MUMBAI: The Bombay high court appeal bench on Tuesday confirmed that a person who claims to have an interest in the title of a bequeathed property need not be heard by court when it is certifying the genuineness of the will.
A bench of Justices Abhay Oka and Amjad Sayed dismissed an appeal filed by Purshottam Raheja and upheld a ruling of Justice Roshan Dalvi passed in 2011, which had barred his plea to be a caveator and challenge a will left by his brother.
The HC said a claim based on title interest in the property cannot be tested in a probate petition—a petition filed in court to have a will certified as valid and genuine. Purshottam's brother Shrichand Raheja, who was in real estate and other businesses, had died in 2010 and left a will. Purshottam moved the HC with a caveat that he must be heard as a family arrangement had left him a share in the property. The land in Byculla is worth a long legal fight that the brother launched against his sister-in-law Asha Raheja and her children. He also claimed an interest, as a creditor.
Ravi Kadam, counsel for Purshottam, had argued that any slight interest gives rise to a caveatble interest, and to challenge the execution of a Will.

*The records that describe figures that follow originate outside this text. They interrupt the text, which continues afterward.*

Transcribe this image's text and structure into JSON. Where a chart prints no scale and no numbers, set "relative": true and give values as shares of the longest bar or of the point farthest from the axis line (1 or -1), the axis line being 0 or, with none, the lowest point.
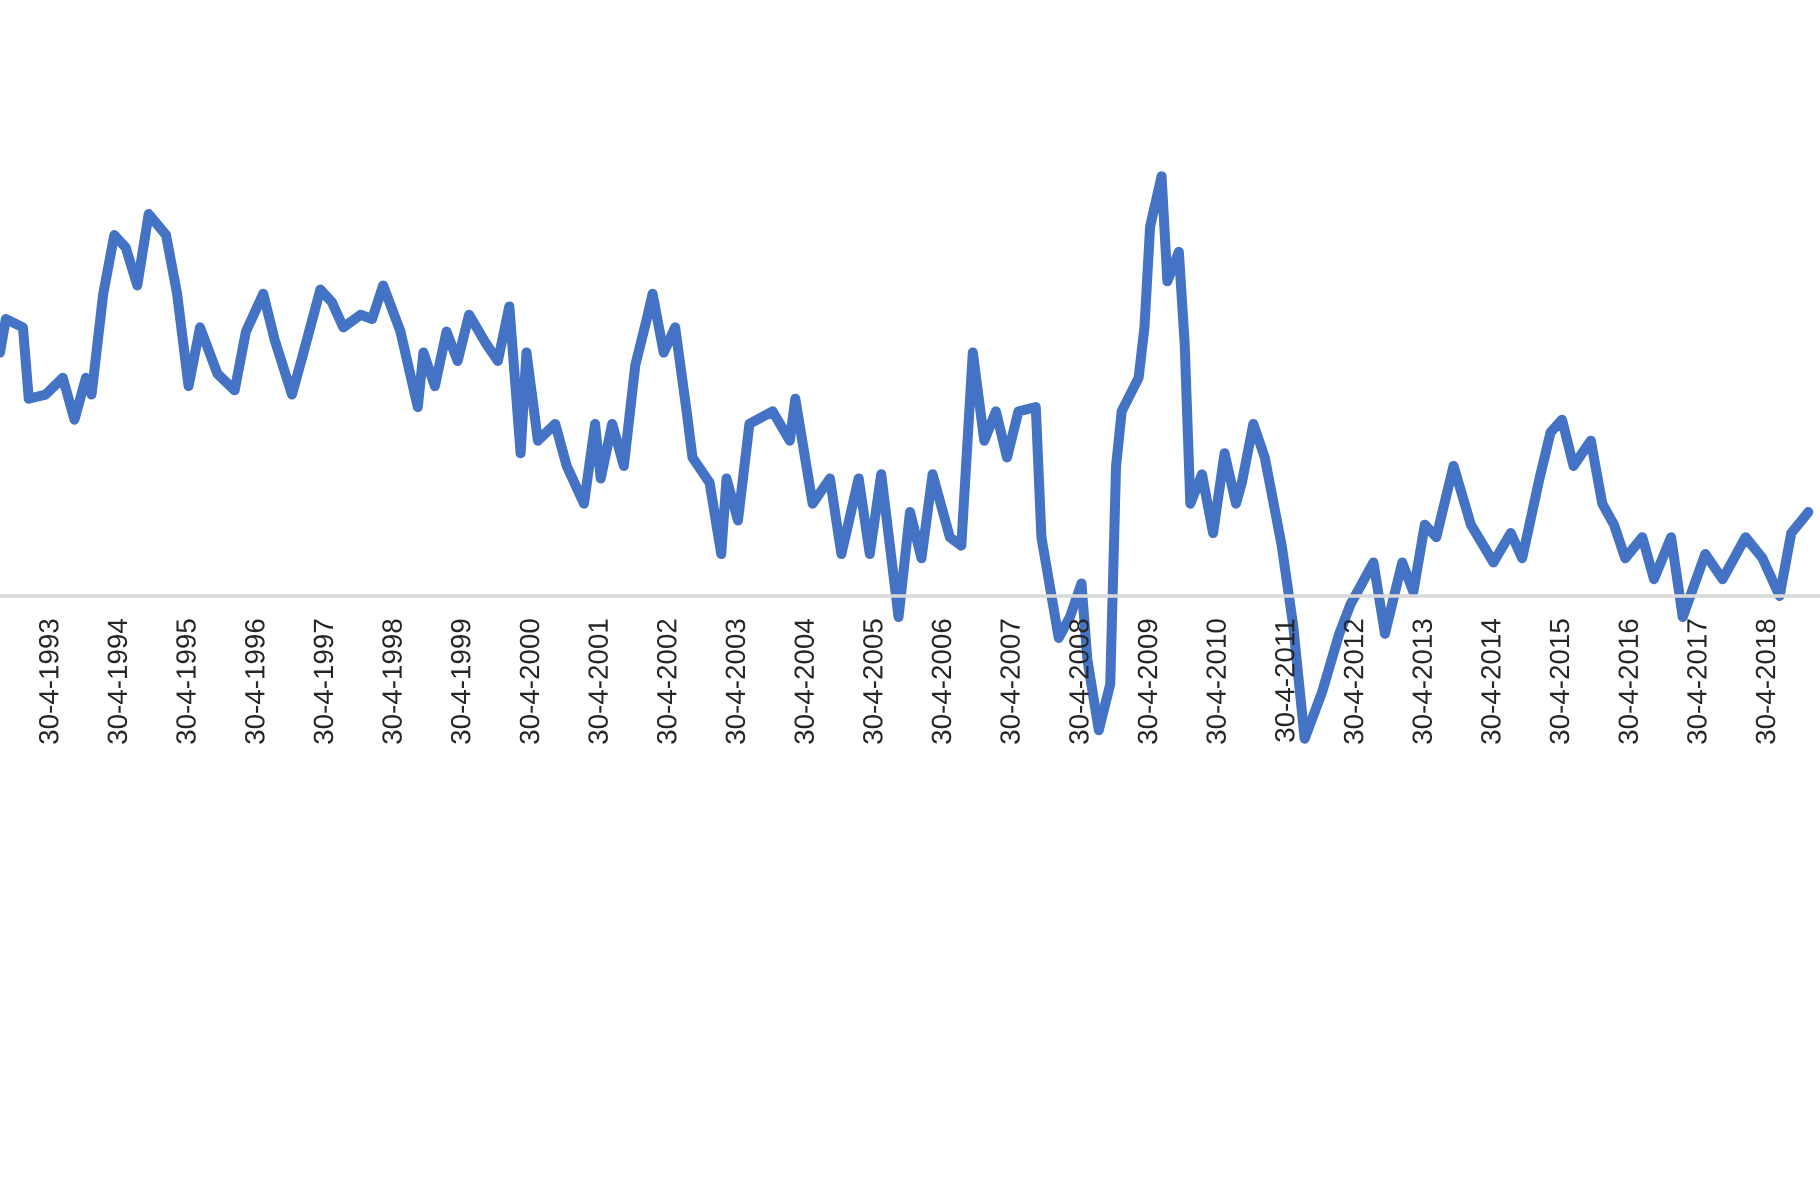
{
  "chart_data": {
    "type": "line",
    "relative": true,
    "xlim": [
      "1992-08",
      "2019-02"
    ],
    "xticks": [
      {
        "value": "1993-04-30",
        "label": "30-4-1993"
      },
      {
        "value": "1994-04-30",
        "label": "30-4-1994"
      },
      {
        "value": "1995-04-30",
        "label": "30-4-1995"
      },
      {
        "value": "1996-04-30",
        "label": "30-4-1996"
      },
      {
        "value": "1997-04-30",
        "label": "30-4-1997"
      },
      {
        "value": "1998-04-30",
        "label": "30-4-1998"
      },
      {
        "value": "1999-04-30",
        "label": "30-4-1999"
      },
      {
        "value": "2000-04-30",
        "label": "30-4-2000"
      },
      {
        "value": "2001-04-30",
        "label": "30-4-2001"
      },
      {
        "value": "2002-04-30",
        "label": "30-4-2002"
      },
      {
        "value": "2003-04-30",
        "label": "30-4-2003"
      },
      {
        "value": "2004-04-30",
        "label": "30-4-2004"
      },
      {
        "value": "2005-04-30",
        "label": "30-4-2005"
      },
      {
        "value": "2006-04-30",
        "label": "30-4-2006"
      },
      {
        "value": "2007-04-30",
        "label": "30-4-2007"
      },
      {
        "value": "2008-04-30",
        "label": "30-4-2008"
      },
      {
        "value": "2009-04-30",
        "label": "30-4-2009"
      },
      {
        "value": "2010-04-30",
        "label": "30-4-2010"
      },
      {
        "value": "2011-04-30",
        "label": "30-4-2011"
      },
      {
        "value": "2012-04-30",
        "label": "30-4-2012"
      },
      {
        "value": "2013-04-30",
        "label": "30-4-2013"
      },
      {
        "value": "2014-04-30",
        "label": "30-4-2014"
      },
      {
        "value": "2015-04-30",
        "label": "30-4-2015"
      },
      {
        "value": "2016-04-30",
        "label": "30-4-2016"
      },
      {
        "value": "2017-04-30",
        "label": "30-4-2017"
      },
      {
        "value": "2018-04-30",
        "label": "30-4-2018"
      }
    ],
    "line_style": "solid",
    "marker": "none",
    "legend": false,
    "grid": false,
    "series": [
      {
        "color": "#4472c4",
        "x": [
          "1992-08",
          "1992-09",
          "1992-12",
          "1993-01",
          "1993-04",
          "1993-07",
          "1993-09",
          "1993-11",
          "1993-12",
          "1994-02",
          "1994-04",
          "1994-06",
          "1994-08",
          "1994-10",
          "1995-01",
          "1995-03",
          "1995-05",
          "1995-07",
          "1995-10",
          "1996-01",
          "1996-03",
          "1996-06",
          "1996-08",
          "1996-11",
          "1997-01",
          "1997-04",
          "1997-06",
          "1997-08",
          "1997-11",
          "1998-01",
          "1998-03",
          "1998-06",
          "1998-09",
          "1998-10",
          "1998-12",
          "1999-02",
          "1999-04",
          "1999-06",
          "1999-09",
          "1999-11",
          "2000-01",
          "2000-03",
          "2000-04",
          "2000-06",
          "2000-09",
          "2000-11",
          "2001-02",
          "2001-04",
          "2001-05",
          "2001-07",
          "2001-09",
          "2001-11",
          "2002-01",
          "2002-02",
          "2002-04",
          "2002-06",
          "2002-08",
          "2002-09",
          "2002-12",
          "2003-02",
          "2003-03",
          "2003-05",
          "2003-07",
          "2003-11",
          "2004-02",
          "2004-03",
          "2004-06",
          "2004-09",
          "2004-11",
          "2005-02",
          "2005-04",
          "2005-06",
          "2005-09",
          "2005-11",
          "2006-01",
          "2006-03",
          "2006-06",
          "2006-08",
          "2006-10",
          "2006-12",
          "2007-02",
          "2007-04",
          "2007-06",
          "2007-09",
          "2007-10",
          "2008-01",
          "2008-03",
          "2008-05",
          "2008-06",
          "2008-08",
          "2008-10",
          "2008-11",
          "2008-12",
          "2009-03",
          "2009-04",
          "2009-05",
          "2009-07",
          "2009-08",
          "2009-10",
          "2009-11",
          "2009-12",
          "2010-02",
          "2010-04",
          "2010-06",
          "2010-08",
          "2010-09",
          "2010-11",
          "2011-01",
          "2011-04",
          "2011-06",
          "2011-08",
          "2011-11",
          "2012-02",
          "2012-04",
          "2012-08",
          "2012-10",
          "2013-01",
          "2013-03",
          "2013-05",
          "2013-07",
          "2013-10",
          "2014-01",
          "2014-05",
          "2014-08",
          "2014-10",
          "2015-01",
          "2015-03",
          "2015-05",
          "2015-07",
          "2015-10",
          "2015-12",
          "2016-02",
          "2016-04",
          "2016-07",
          "2016-09",
          "2016-12",
          "2017-02",
          "2017-06",
          "2017-09",
          "2018-01",
          "2018-04",
          "2018-07",
          "2018-09",
          "2018-12"
        ],
        "values": [
          0.58,
          0.66,
          0.64,
          0.47,
          0.48,
          0.52,
          0.42,
          0.52,
          0.48,
          0.72,
          0.86,
          0.83,
          0.74,
          0.91,
          0.86,
          0.72,
          0.5,
          0.64,
          0.53,
          0.49,
          0.63,
          0.72,
          0.61,
          0.48,
          0.58,
          0.73,
          0.7,
          0.64,
          0.67,
          0.66,
          0.74,
          0.63,
          0.45,
          0.58,
          0.5,
          0.63,
          0.56,
          0.67,
          0.6,
          0.56,
          0.69,
          0.34,
          0.58,
          0.37,
          0.41,
          0.31,
          0.22,
          0.41,
          0.28,
          0.41,
          0.31,
          0.55,
          0.66,
          0.72,
          0.58,
          0.64,
          0.44,
          0.33,
          0.27,
          0.1,
          0.28,
          0.18,
          0.41,
          0.44,
          0.37,
          0.47,
          0.22,
          0.28,
          0.1,
          0.28,
          0.1,
          0.29,
          -0.05,
          0.2,
          0.09,
          0.29,
          0.14,
          0.12,
          0.58,
          0.37,
          0.44,
          0.33,
          0.44,
          0.45,
          0.14,
          -0.1,
          -0.05,
          0.03,
          -0.15,
          -0.32,
          -0.21,
          0.31,
          0.44,
          0.52,
          0.64,
          0.88,
          1.0,
          0.75,
          0.82,
          0.6,
          0.22,
          0.29,
          0.15,
          0.34,
          0.22,
          0.27,
          0.41,
          0.33,
          0.12,
          -0.07,
          -0.34,
          -0.23,
          -0.09,
          -0.02,
          0.08,
          -0.09,
          0.08,
          0.01,
          0.17,
          0.14,
          0.31,
          0.17,
          0.08,
          0.15,
          0.09,
          0.28,
          0.39,
          0.42,
          0.31,
          0.37,
          0.22,
          0.17,
          0.09,
          0.14,
          0.04,
          0.14,
          -0.05,
          0.1,
          0.04,
          0.14,
          0.09,
          0.0,
          0.15,
          0.2
        ]
      }
    ]
  }
}
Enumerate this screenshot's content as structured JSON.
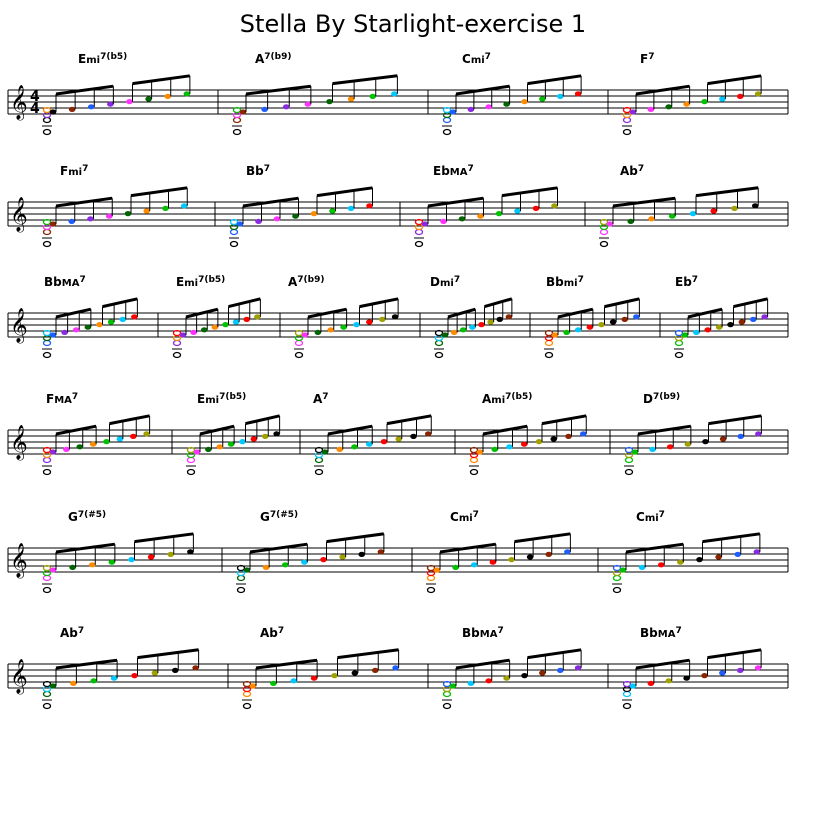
{
  "title": "Stella By Starlight-exercise 1",
  "time_signature": {
    "top": "4",
    "bottom": "4"
  },
  "note_colors": [
    "#000000",
    "#8b2500",
    "#1e5eff",
    "#8a2be2",
    "#ff33ff",
    "#006400",
    "#ff8c00",
    "#00c000",
    "#00c8ff",
    "#ff0000",
    "#a0a000"
  ],
  "rows": [
    {
      "chords": [
        {
          "root": "E",
          "quality": "mi",
          "ext": "7(b5)"
        },
        {
          "root": "A",
          "quality": "",
          "ext": "7(b9)"
        },
        {
          "root": "C",
          "quality": "mi",
          "ext": "7"
        },
        {
          "root": "F",
          "quality": "",
          "ext": "7"
        }
      ]
    },
    {
      "chords": [
        {
          "root": "F",
          "quality": "mi",
          "ext": "7"
        },
        {
          "root": "Bb",
          "quality": "",
          "ext": "7"
        },
        {
          "root": "Eb",
          "quality": "MA",
          "ext": "7"
        },
        {
          "root": "Ab",
          "quality": "",
          "ext": "7"
        }
      ]
    },
    {
      "chords": [
        {
          "root": "Bb",
          "quality": "MA",
          "ext": "7"
        },
        {
          "root": "E",
          "quality": "mi",
          "ext": "7(b5)"
        },
        {
          "root": "A",
          "quality": "",
          "ext": "7(b9)"
        },
        {
          "root": "D",
          "quality": "mi",
          "ext": "7"
        },
        {
          "root": "Bb",
          "quality": "mi",
          "ext": "7"
        },
        {
          "root": "Eb",
          "quality": "",
          "ext": "7"
        }
      ]
    },
    {
      "chords": [
        {
          "root": "F",
          "quality": "MA",
          "ext": "7"
        },
        {
          "root": "E",
          "quality": "mi",
          "ext": "7(b5)"
        },
        {
          "root": "A",
          "quality": "",
          "ext": "7"
        },
        {
          "root": "A",
          "quality": "mi",
          "ext": "7(b5)"
        },
        {
          "root": "D",
          "quality": "",
          "ext": "7(b9)"
        }
      ]
    },
    {
      "chords": [
        {
          "root": "G",
          "quality": "",
          "ext": "7(#5)"
        },
        {
          "root": "G",
          "quality": "",
          "ext": "7(#5)"
        },
        {
          "root": "C",
          "quality": "mi",
          "ext": "7"
        },
        {
          "root": "C",
          "quality": "mi",
          "ext": "7"
        }
      ]
    },
    {
      "chords": [
        {
          "root": "Ab",
          "quality": "",
          "ext": "7"
        },
        {
          "root": "Ab",
          "quality": "",
          "ext": "7"
        },
        {
          "root": "Bb",
          "quality": "MA",
          "ext": "7"
        },
        {
          "root": "Bb",
          "quality": "MA",
          "ext": "7"
        }
      ]
    }
  ]
}
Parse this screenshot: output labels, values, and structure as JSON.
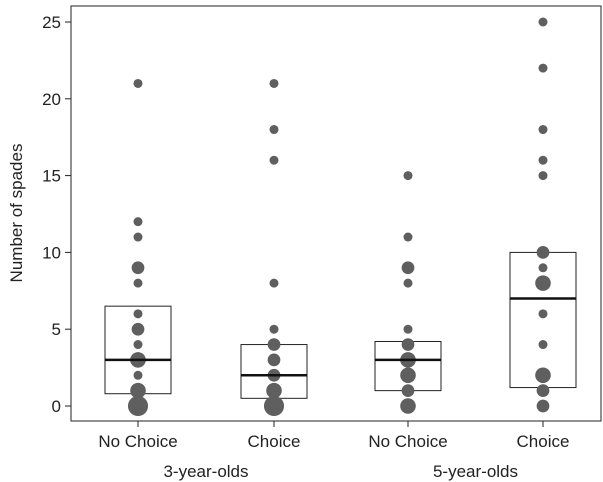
{
  "chart_data": {
    "type": "scatter",
    "title": "",
    "xlabel": "",
    "ylabel": "Number of spades",
    "ylim": [
      0,
      25
    ],
    "yticks": [
      0,
      5,
      10,
      15,
      20,
      25
    ],
    "grid": false,
    "legend": "none",
    "colors": {
      "point": "#5f5f5f",
      "box_stroke": "#222222",
      "median": "#111111"
    },
    "categories": [
      "No Choice",
      "Choice",
      "No Choice",
      "Choice"
    ],
    "groups": [
      {
        "label": "3-year-olds",
        "categories": [
          0,
          1
        ]
      },
      {
        "label": "5-year-olds",
        "categories": [
          2,
          3
        ]
      }
    ],
    "series": [
      {
        "box": {
          "q1": 0.8,
          "median": 3,
          "q3": 6.5
        },
        "points": [
          {
            "y": 0,
            "count": 5
          },
          {
            "y": 1,
            "count": 3
          },
          {
            "y": 2,
            "count": 1
          },
          {
            "y": 3,
            "count": 3
          },
          {
            "y": 4,
            "count": 1
          },
          {
            "y": 5,
            "count": 2
          },
          {
            "y": 6,
            "count": 1
          },
          {
            "y": 8,
            "count": 1
          },
          {
            "y": 9,
            "count": 2
          },
          {
            "y": 11,
            "count": 1
          },
          {
            "y": 12,
            "count": 1
          },
          {
            "y": 21,
            "count": 1
          }
        ]
      },
      {
        "box": {
          "q1": 0.5,
          "median": 2,
          "q3": 4
        },
        "points": [
          {
            "y": 0,
            "count": 5
          },
          {
            "y": 1,
            "count": 3
          },
          {
            "y": 2,
            "count": 2
          },
          {
            "y": 3,
            "count": 2
          },
          {
            "y": 4,
            "count": 2
          },
          {
            "y": 5,
            "count": 1
          },
          {
            "y": 8,
            "count": 1
          },
          {
            "y": 16,
            "count": 1
          },
          {
            "y": 18,
            "count": 1
          },
          {
            "y": 21,
            "count": 1
          }
        ]
      },
      {
        "box": {
          "q1": 1,
          "median": 3,
          "q3": 4.2
        },
        "points": [
          {
            "y": 0,
            "count": 3
          },
          {
            "y": 1,
            "count": 2
          },
          {
            "y": 2,
            "count": 3
          },
          {
            "y": 3,
            "count": 3
          },
          {
            "y": 4,
            "count": 2
          },
          {
            "y": 5,
            "count": 1
          },
          {
            "y": 8,
            "count": 1
          },
          {
            "y": 9,
            "count": 2
          },
          {
            "y": 11,
            "count": 1
          },
          {
            "y": 15,
            "count": 1
          }
        ]
      },
      {
        "box": {
          "q1": 1.2,
          "median": 7,
          "q3": 10
        },
        "points": [
          {
            "y": 0,
            "count": 2
          },
          {
            "y": 1,
            "count": 2
          },
          {
            "y": 2,
            "count": 3
          },
          {
            "y": 4,
            "count": 1
          },
          {
            "y": 6,
            "count": 1
          },
          {
            "y": 8,
            "count": 3
          },
          {
            "y": 9,
            "count": 1
          },
          {
            "y": 10,
            "count": 2
          },
          {
            "y": 15,
            "count": 1
          },
          {
            "y": 16,
            "count": 1
          },
          {
            "y": 18,
            "count": 1
          },
          {
            "y": 22,
            "count": 1
          },
          {
            "y": 25,
            "count": 1
          }
        ]
      }
    ]
  }
}
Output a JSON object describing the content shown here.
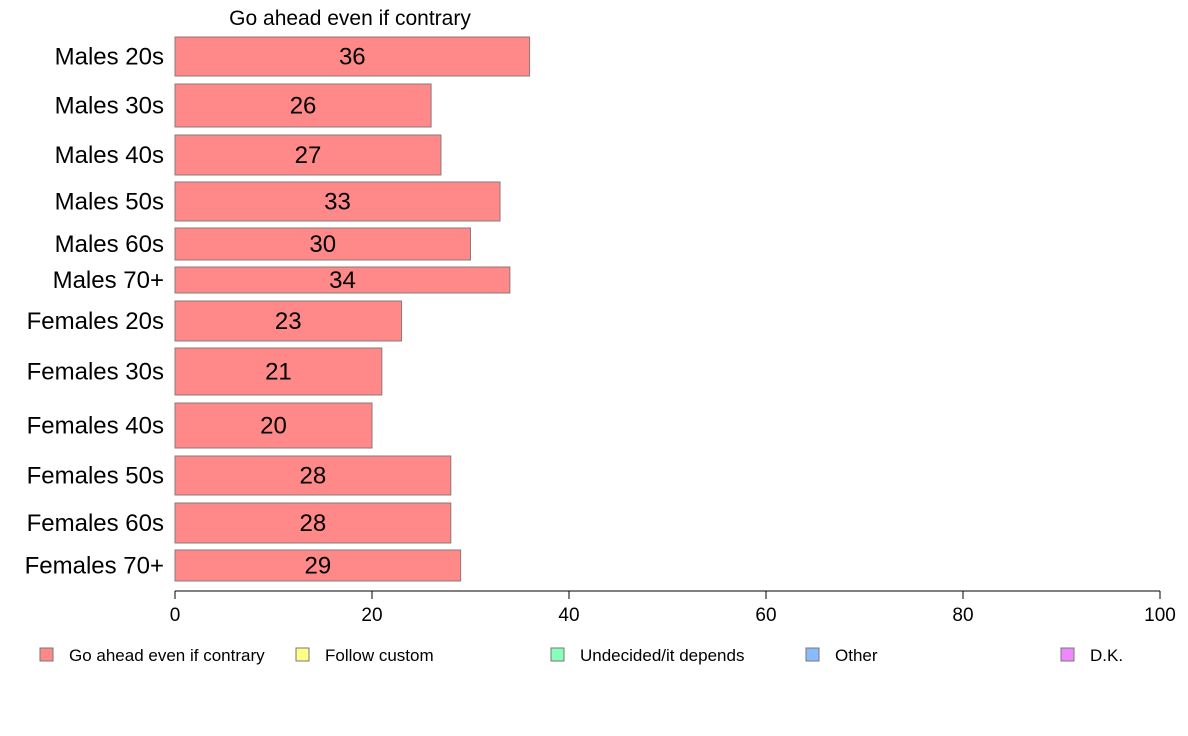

Counsel Pravin Samdani and Sharan Jagtiani, who appeared for the widow and her children, argued that a title claim doesn't give him caveatable interest, besides he was not even a class I heir and other heirs did not object to the Will. "If his claim is accepted, every probate plea will be converted to a suit by a creditor." A suit necessitates a trial, which means further delay in will being declared valid or invalid. Besides, Jagtiani argued that on facts, there was no evidence to back his claim of being a creditor.
The HC said he cannot file a Caveat but must proceed in a separate civil suit.
The HC however, stayed its order for 12 weeks, to enable Purshottam to go in appeal, further to the apex court.